O garçom se dirigiu ao caixa e voltou acompanhado de outro garçom.
- Desculpe-me a demora. Este é nosso colaborador Cláudio e ele vai acompanhá-los até uma mesa vaga.
- Obrigado – disse Junior, passando o braço sobre o ombro de Michela.
O garçom afastou a cadeira para Michela e, estando ambos acomodados à mesa, o garçom ficou de lado aguardando o pedido. Junior conferiu o cardápio brevemente.
- Eu vou querer este suco silvestre e uma porção de frios. E se você tiver aquele queijo brie, traga um pouco também.
- Você gosta deste queijo? – perguntou Michela.
- Sim, ele é muito saboroso... e você, o que vai querer?
- Este suco silvestre que você pediu é bom mesmo?
- Delicioso e é bem energético também.
- Então eu vou querer o mesmo suco.
- Então serão os dois sucos silvestres e uma porção de frios – disse o garçom.
- Exato – disse Junior.
- Com licença, logo trarei seu pedido.
Depois que o garçom se afastou, Michela olhou em torno do ambiente com curiosidade.
- É um lugar bem agradável aqui – disse ela.
- Aqui é um espaço legal, eu sempre venho aqui com minha irmã nos fins de semana, pois a comida deles é muito boa... e seu apartamento deve distar daqui apenas uns seis ou oito quarteirões.
- Tão perto assim e eu nunca vim aqui, nem sequer sabia que este lugar existia!

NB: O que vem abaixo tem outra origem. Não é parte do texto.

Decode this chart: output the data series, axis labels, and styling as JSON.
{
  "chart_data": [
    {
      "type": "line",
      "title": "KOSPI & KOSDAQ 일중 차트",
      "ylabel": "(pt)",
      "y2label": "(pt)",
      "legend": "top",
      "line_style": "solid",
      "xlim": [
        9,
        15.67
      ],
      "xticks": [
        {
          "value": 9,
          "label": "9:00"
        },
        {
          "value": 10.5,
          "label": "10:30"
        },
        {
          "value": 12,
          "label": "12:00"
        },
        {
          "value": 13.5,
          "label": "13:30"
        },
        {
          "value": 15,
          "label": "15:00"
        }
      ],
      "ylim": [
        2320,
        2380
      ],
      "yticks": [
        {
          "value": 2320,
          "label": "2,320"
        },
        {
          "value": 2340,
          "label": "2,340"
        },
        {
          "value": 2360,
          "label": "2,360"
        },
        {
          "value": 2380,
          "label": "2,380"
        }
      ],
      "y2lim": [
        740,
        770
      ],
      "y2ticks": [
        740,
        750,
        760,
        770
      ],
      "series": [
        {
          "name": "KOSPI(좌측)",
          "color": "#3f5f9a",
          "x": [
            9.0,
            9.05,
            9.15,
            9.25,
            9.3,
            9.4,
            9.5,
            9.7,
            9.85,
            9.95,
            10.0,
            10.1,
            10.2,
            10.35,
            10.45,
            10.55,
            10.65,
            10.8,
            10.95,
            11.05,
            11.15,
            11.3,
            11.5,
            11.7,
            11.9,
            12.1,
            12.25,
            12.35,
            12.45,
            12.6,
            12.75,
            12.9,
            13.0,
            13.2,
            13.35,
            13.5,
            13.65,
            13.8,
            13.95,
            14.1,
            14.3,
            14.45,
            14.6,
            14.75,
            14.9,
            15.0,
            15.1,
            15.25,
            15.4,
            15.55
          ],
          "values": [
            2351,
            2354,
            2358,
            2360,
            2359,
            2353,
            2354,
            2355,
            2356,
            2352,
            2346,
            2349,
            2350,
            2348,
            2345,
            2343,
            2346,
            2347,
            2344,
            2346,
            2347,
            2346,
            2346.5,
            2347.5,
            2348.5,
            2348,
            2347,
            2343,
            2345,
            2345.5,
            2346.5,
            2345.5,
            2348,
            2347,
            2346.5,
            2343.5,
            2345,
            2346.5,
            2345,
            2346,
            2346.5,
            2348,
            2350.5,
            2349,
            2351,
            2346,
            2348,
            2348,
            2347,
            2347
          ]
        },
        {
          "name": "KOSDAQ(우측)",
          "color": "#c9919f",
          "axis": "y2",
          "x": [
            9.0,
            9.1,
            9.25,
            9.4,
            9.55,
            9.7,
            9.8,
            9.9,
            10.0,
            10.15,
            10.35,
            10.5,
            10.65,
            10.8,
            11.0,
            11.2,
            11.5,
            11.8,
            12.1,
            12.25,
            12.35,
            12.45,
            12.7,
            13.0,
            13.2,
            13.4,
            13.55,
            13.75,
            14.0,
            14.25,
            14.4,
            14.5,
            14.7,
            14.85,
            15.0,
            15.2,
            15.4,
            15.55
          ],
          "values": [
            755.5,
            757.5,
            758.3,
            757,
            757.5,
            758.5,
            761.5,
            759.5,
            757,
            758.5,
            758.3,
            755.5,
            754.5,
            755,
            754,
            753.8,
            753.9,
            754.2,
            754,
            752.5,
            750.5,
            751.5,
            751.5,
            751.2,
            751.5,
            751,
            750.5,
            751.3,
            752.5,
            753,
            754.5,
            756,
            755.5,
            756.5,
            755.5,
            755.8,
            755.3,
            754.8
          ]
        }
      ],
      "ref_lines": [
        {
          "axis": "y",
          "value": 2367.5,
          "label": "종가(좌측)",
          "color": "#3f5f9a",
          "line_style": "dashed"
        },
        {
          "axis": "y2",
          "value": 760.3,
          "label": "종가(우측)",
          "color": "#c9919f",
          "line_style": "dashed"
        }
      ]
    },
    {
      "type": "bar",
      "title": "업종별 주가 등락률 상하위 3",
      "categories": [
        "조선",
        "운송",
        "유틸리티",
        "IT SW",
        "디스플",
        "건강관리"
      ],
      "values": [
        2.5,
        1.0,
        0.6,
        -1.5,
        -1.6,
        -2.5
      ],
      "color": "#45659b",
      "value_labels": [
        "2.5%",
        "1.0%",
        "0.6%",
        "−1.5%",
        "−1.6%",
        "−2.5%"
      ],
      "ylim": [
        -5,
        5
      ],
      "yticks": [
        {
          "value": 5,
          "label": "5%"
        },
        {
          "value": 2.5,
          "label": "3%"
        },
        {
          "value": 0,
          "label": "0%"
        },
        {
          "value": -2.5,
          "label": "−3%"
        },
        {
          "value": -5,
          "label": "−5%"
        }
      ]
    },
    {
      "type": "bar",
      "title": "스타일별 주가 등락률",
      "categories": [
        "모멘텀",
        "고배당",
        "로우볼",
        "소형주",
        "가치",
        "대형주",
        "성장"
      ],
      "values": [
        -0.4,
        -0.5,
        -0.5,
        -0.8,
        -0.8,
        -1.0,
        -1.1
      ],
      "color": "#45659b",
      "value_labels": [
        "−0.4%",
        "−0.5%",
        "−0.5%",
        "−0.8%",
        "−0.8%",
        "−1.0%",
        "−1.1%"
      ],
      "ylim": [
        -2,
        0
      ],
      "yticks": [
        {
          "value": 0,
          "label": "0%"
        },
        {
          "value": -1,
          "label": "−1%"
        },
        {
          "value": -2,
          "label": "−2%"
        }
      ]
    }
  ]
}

- Para você ver, mas também... a sua vida é ir da faculdade para o apartamento e, nos fins de semana, ir para a casa de seus pais... não tinha mesmo como saber deste lugar.
- De fato, tomo em casa o meu café da manhã, o almoço é na faculdade... e costumo jantar sempre em casa mesmo. Eu não teria como saber da existência deste lugar.
Ambos ficaram em silêncio. Bem que ele gostaria de saber o que Michela queria da vida de fato, mas tinha medo de perguntar e estragar a amizade entre eles. Tudo que acontecera naquele dia de tarde ainda estava martelando na cabeça dele. Será que ela iria acabar com o noivado, ou não? Será que ela estava tão confusa quanto ele com tudo que tinha acontecido? Ele não tinha certeza de nada, exceto do seu sentimento por ela.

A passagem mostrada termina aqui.